Paper No. 2
Presentation Time: 8:15 AM
EARTH'S FIRST TWO BILLION YEARS—THE ERA OF INTERNALLY MOBILE CRUST
Archean rocks differ strikingly in individual and collective composition, occurrence, association, and structure from modern rocks. Archean plate-tectonic conjectures are based on chemical analogies that are vague, forced, and inappropriate. Geologic features that characterize continental sundering, separation, convergence, subduction, and arc magmatism are lacking. The only known basement to Archean supracrustal rocks, including ultramafic lavas, consists of tonalite-trondhjemite-granodiorite (TTG) migmatites and gneisses.
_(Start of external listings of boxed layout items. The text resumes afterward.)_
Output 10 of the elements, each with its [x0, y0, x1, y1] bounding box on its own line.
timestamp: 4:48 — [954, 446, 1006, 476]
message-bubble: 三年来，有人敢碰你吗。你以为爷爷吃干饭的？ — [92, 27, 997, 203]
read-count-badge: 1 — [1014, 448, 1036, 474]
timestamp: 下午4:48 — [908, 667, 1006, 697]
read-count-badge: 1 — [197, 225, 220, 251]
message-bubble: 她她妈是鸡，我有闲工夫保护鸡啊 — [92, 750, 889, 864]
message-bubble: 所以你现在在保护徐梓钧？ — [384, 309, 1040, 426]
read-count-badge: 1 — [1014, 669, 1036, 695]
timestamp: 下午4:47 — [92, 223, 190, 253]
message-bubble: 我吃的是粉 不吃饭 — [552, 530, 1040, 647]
No Archean oceanic crust or mantle has been found. Before an areally-varying threshold of 3.5-2.9 Ga, the crust flowed and mixed vertically and laterally with extreme mobility. Later, dense lavas were erupted on the surface but caused a density inversion upon cooling, and sank in synforms between which deeper felsic crust ballooned up, while simultaneously the granite-and-greenstone upper crust flowed laterally with high mobility. Archean crust was far too weak and mobile to behave as rigid plates. Granite/greenstone/shearzone tectonics gradually gave way to more rigid continents, and by ~2.1 Ga a form of proto-plate-tectonics began to operate. A thick and global basaltic protocrust may have formed by ~4.45 Ga, and from it TTG suites were extracted by partial melting over much of the next 2 b.y. Delamination and sinking of the increasingly dense restite of the mafic protocrust enabled rise of deeper lighter and hotter mantle that enabled more crustal melting. Earth may have had a dense greenhouse atmosphere, not a hydrosphere, before 3.5 Ga, for the oldest proved supracrustal rocks and mafic and ultramafic dikes are of that age, and older felsic crust may have been too hot to permit rise of dense melts. The mantle beneath preserved cratons generated ultramafic melts that required a temperature ~300 degrees C hotter than modern asthenosphere ca. 3.5 Ga. The products of Paleoproterozoic plate tectonics differ markedly from those of the Phanerozoic Earth, and record a transitional era of cooling and stiffening lithosphere.